La CGT IP le réaffirme : les professionnel.les des SPIP savent « déjà » évaluer, accompagner les publics qui leur sont confiés. Nous ne laisserons jamais dire et laisser croire le contraire !

l’identité et la qualité de la probation à la française comme elle aime à la nommer tout en la dénaturant.

Les personnels des SPIP ne cessent de rappeler leur attachement au service public et au sens de leur intervention dès lors qu’elle s’inscrit dans un accompagnement global, individualisé et fondé sur une prise en charge socio-éducative

De la même manière, les personnels n’ont de cesse de démontrer leur professionnalisme, leur sens du service public, leur dévouement et leurs compétences. La DAP, qui ne cesse quant à elle de leur opposer son mépris, prend, au travers de ces différents projets, le contre-pied de ce qu’est l’identité et la qualité de la probation à la française comme elle aime à la nommer tout en la dénaturant.

Pire en prétendant défendre les SPIP, elle scie en réalité la branche sur laquelle repose toute la probation française, dans sa richesse et sa complexité, au profit d’une probation inspirée d’une vision rétrécie du modèle anglo-saxon. En détournant le regard des vrais difficultés et des vrais besoins des services, elle nous condamne à l’échec.

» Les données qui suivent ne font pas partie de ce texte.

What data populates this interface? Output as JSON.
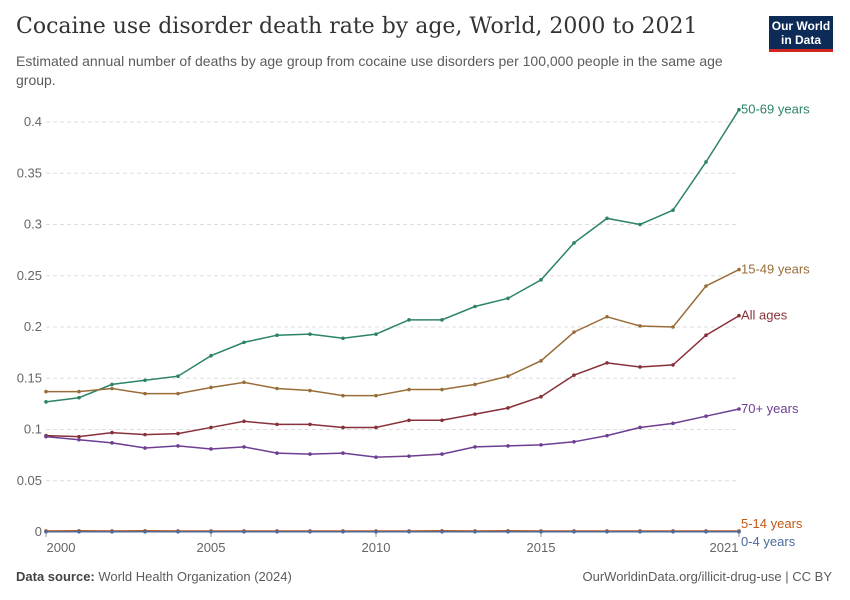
{
  "title": "Cocaine use disorder death rate by age, World, 2000 to 2021",
  "subtitle": "Estimated annual number of deaths by age group from cocaine use disorders per 100,000 people in the same age group.",
  "logo": "Our World in Data",
  "footer": {
    "source_label": "Data source:",
    "source": "World Health Organization (2024)",
    "license": "OurWorldinData.org/illicit-drug-use | CC BY"
  },
  "chart_data": {
    "type": "line",
    "x": [
      2000,
      2001,
      2002,
      2003,
      2004,
      2005,
      2006,
      2007,
      2008,
      2009,
      2010,
      2011,
      2012,
      2013,
      2014,
      2015,
      2016,
      2017,
      2018,
      2019,
      2020,
      2021
    ],
    "xticks": [
      "2000",
      "2005",
      "2010",
      "2015",
      "2021"
    ],
    "yticks": [
      "0",
      "0.05",
      "0.1",
      "0.15",
      "0.2",
      "0.25",
      "0.3",
      "0.35",
      "0.4"
    ],
    "ylim": [
      0,
      0.42
    ],
    "grid": "horizontal dashed",
    "legend": "inline-right",
    "series": [
      {
        "name": "50-69 years",
        "color": "#2c8465",
        "values": [
          0.127,
          0.131,
          0.144,
          0.148,
          0.152,
          0.172,
          0.185,
          0.192,
          0.193,
          0.189,
          0.193,
          0.207,
          0.207,
          0.22,
          0.228,
          0.246,
          0.282,
          0.306,
          0.3,
          0.314,
          0.361,
          0.412
        ]
      },
      {
        "name": "15-49 years",
        "color": "#996d39",
        "values": [
          0.137,
          0.137,
          0.14,
          0.135,
          0.135,
          0.141,
          0.146,
          0.14,
          0.138,
          0.133,
          0.133,
          0.139,
          0.139,
          0.144,
          0.152,
          0.167,
          0.195,
          0.21,
          0.201,
          0.2,
          0.24,
          0.256
        ]
      },
      {
        "name": "All ages",
        "color": "#883039",
        "values": [
          0.094,
          0.093,
          0.097,
          0.095,
          0.096,
          0.102,
          0.108,
          0.105,
          0.105,
          0.102,
          0.102,
          0.109,
          0.109,
          0.115,
          0.121,
          0.132,
          0.153,
          0.165,
          0.161,
          0.163,
          0.192,
          0.211
        ]
      },
      {
        "name": "70+ years",
        "color": "#6d3e91",
        "values": [
          0.093,
          0.09,
          0.087,
          0.082,
          0.084,
          0.081,
          0.083,
          0.077,
          0.076,
          0.077,
          0.073,
          0.074,
          0.076,
          0.083,
          0.084,
          0.085,
          0.088,
          0.094,
          0.102,
          0.106,
          0.113,
          0.12
        ]
      },
      {
        "name": "5-14 years",
        "color": "#c05917",
        "values": [
          0.001,
          0.0012,
          0.001,
          0.0012,
          0.001,
          0.001,
          0.001,
          0.001,
          0.001,
          0.001,
          0.001,
          0.001,
          0.0012,
          0.001,
          0.0012,
          0.001,
          0.001,
          0.001,
          0.001,
          0.001,
          0.001,
          0.001
        ]
      },
      {
        "name": "0-4 years",
        "color": "#4c6a9c",
        "values": [
          0.0003,
          0.0003,
          0.0003,
          0.0003,
          0.0003,
          0.0003,
          0.0003,
          0.0003,
          0.0003,
          0.0003,
          0.0003,
          0.0003,
          0.0003,
          0.0003,
          0.0003,
          0.0003,
          0.0003,
          0.0003,
          0.0003,
          0.0003,
          0.0003,
          0.0003
        ]
      }
    ]
  }
}
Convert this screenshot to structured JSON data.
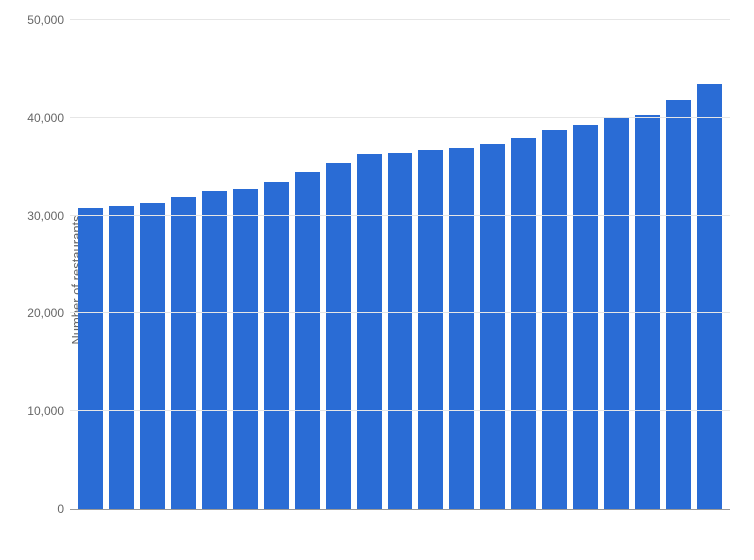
{
  "chart": {
    "type": "bar",
    "ylabel": "Number of restaurants",
    "label_fontsize": 13,
    "label_color": "#666666",
    "ylim": [
      0,
      50000
    ],
    "ytick_step": 10000,
    "yticks": [
      {
        "value": 0,
        "label": "0"
      },
      {
        "value": 10000,
        "label": "10,000"
      },
      {
        "value": 20000,
        "label": "20,000"
      },
      {
        "value": 30000,
        "label": "30,000"
      },
      {
        "value": 40000,
        "label": "40,000"
      },
      {
        "value": 50000,
        "label": "50,000"
      }
    ],
    "tick_fontsize": 12,
    "tick_color": "#666666",
    "values": [
      30800,
      31000,
      31300,
      31900,
      32500,
      32700,
      33400,
      34500,
      35400,
      36300,
      36400,
      36700,
      36900,
      37300,
      37900,
      38800,
      39300,
      40000,
      40300,
      41800,
      43500
    ],
    "bar_color": "#2a6cd5",
    "background_color": "#ffffff",
    "grid_color": "#e6e6e6",
    "axis_color": "#999999",
    "bar_gap": 6
  }
}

Nos détracteurs et les futurs entrepreneurs de la peine n’en attendent pas moins pour se partager le gâteau !

La CGT IP le dénonce fermement: par ses projets la DAP s’inscrit dans une politique de privatisation des SPIP, dans le dévoiement et délitement de ses missions et contribue indéniablement à la perte de sens du métier ressentie par un nombre croissant de professionnels !

La CGT IP continuera à défendre coûte que coûte et par tous les moyens les valeurs et les missions du SPIP tel qu’elle l’a toujours fait.

La CGT IP invite les agents à prendre aux mots la DAP qui assure que les expérimentations reposent sur le volontariat, et à refuser de prendre part à ces expérimentations hors-sol.